February 12, 2020

Backers of rural school funding fix frustrated with lack of progress

Many of New Mexico’s smallest public schools have wrangled this year with a drop in state funding after lawmakers passed legislation in 2019 that is gradually cutting off a revenue stream.

Future losses will lead to tough choices, school leaders say: Recruit more students, lay off teachers and other staff, or close buildings.

They had hoped to halt the decline of funding from a 40-year-old provision known as the small school size adjustment when lawmakers convened again this year, but a bill to address the issue hasn’t even been printed.

House Bill 147, sponsored by Rep. Javier Martínez, D-Albuquerque, has not been cited as a priority by either Gov. Michelle Lujan Grisham or House Speaker Brian Egolf, D-Santa Fe.

“At this point, I don’t know that we’ll get a hearing,” Martínez said in an interview this week. “… Our kids deserve better.”

It will be at least another year before the Legislature can reconsider the phase-out of the small school money, which in recent years has made up a significant share of the operating budgets of some tiny traditional public schools as well as publicly funded charter schools — as much as 30 percent of the budget at The MASTERS Program in Santa Fe, for instance. When lawmakers passed the phase-out measure last year, they said the funds were only intended for schools in small, rural districts.

The five-year phase-out, at a rate of 20 percent per year until it’s gone altogether in 2024-25, was “designed to right-size our system and bring it back to legislative intent in a reasonable way,” said Sen. Mimi Stewart, an Albuquerque Democrat who co-sponsored the bill.

The measure came in response to criticism that charter schools were taking too large a share of increases in state funding for public education.

But even traditional rural schools are taking a hit.

Curtis Clough, superintendent of the Silver City district, said the small school provision pays for about 14 the 24 teachers at K-12 schools in Cliff, a town of fewer than 300 people about 30 miles northwest of Silver City. The Cliff schools serve about 240 kids.

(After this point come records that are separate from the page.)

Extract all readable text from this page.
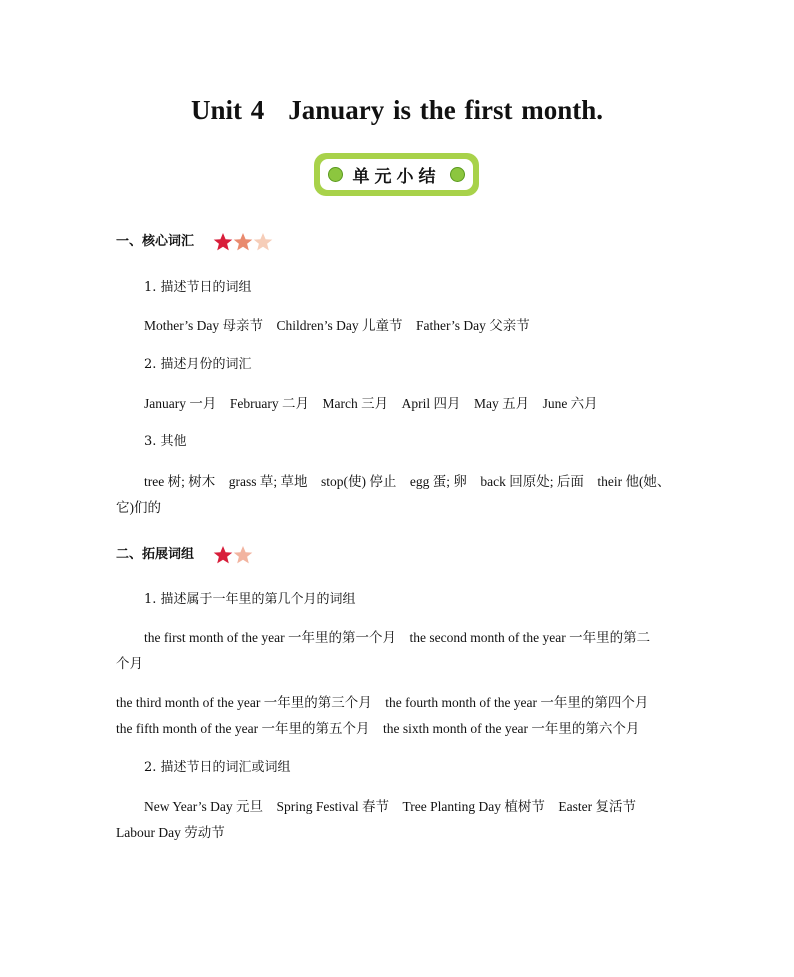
Unit 4 January is the first month.
单元小结
一、核心词汇
1. 描述节日的词组
Mother’s Day 母亲节　Children’s Day 儿童节　Father’s Day 父亲节
2. 描述月份的词汇
January 一月　February 二月　March 三月　April 四月　May 五月　June 六月
3. 其他
tree 树; 树木　grass 草; 草地　stop(使) 停止　egg 蛋; 卵　back 回原处; 后面　their 他(她、
它)们的
二、拓展词组
1. 描述属于一年里的第几个月的词组
the first month of the year 一年里的第一个月　the second month of the year 一年里的第二
个月
the third month of the year 一年里的第三个月　the fourth month of the year 一年里的第四个月
the fifth month of the year 一年里的第五个月　the sixth month of the year 一年里的第六个月
2. 描述节日的词汇或词组
New Year’s Day 元旦　Spring Festival 春节　Tree Planting Day 植树节　Easter 复活节
Labour Day 劳动节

“If the phase-out continues, we’re going to have to make some serious decisions,” Clough said. “We definitely would have to look at the operational costs of all facilities to see if closing buildings is an option to consider.”

Previously, the small school size adjustment provided additional funding for high schools with fewer than 400 students and middle and elementary schools with fewer than 200 students.

Under Stewart’s bill, the funding was limited to schools of those sizes in districts with fewer than 2,000 students.

Silver City Consolidated Schools has roughly 2,500 students.

Robert Jessen, head learner at Monte del Sol Charter School in Santa Fe, with an enrollment of 350, received about 11 percent of its operating budget from the small school size adjustment until this year.

Anne Salzmann, principal of The MASTERS Program, a dual-credit charter high school that serves 265 kids in space at Santa Fe Community College, said the adjustment dropped to just over 22 percent of the budget this year from around 30 percent last year.

Martínez’s HB 147 would cap the phase-out of the small school size adjustment after fiscal year 2021, so schools would continue to receive 60 percent of the funding.

“If the argument is that this funding was never meant for charter schools, that’s fine,” Martínez argued, “but the cat is out of the bag in terms of charter schools, so we need to make sure those schools can stay open.”

His bill also would increase eligibility to districts with up to 4,000 students.

Without changes such as those proposed by Martínez, school leaders say they will be forced to either rapidly increase enrollment or shut their doors.

Julie Radoslovich, principal of Albuquerque-based South Valley Academy, a charter middle and high school, said in December schools like hers would need to enroll at least 650 students to draw enough per-student funding from the state to pay for a full staff.

But many charters remain small by design.

Erik Bose, executive director of Albuquerque Charter Academy, said, “Our program is designed for students overage and undercredited. At 400 to 500 students, we become just like the school students failed at.”

The charter has around 300 students 16 and older.

“The 60 percent [cap], though, is manageable,” Bose said, “as long as it stops there.”

Wayne Sherwood, director of Aldo Leopold Charter school in Silver City, which enrolls around 180 high school students and uses an outdoors-focused curriculum, said, “Our school is specific. You’re not going to send 700 kids into the wilderness. We don’t want to grow to survive.”

The state Public Education Department has heard the concerns and said it needs to study the issue before proposing an alternative for the 2021 legislative session.

Secretary-designate Ryan Stewart said in a statement, “PED leadership has already begun notifying charter leaders of the Department’s intention to work closely with them on this issue during the interim.”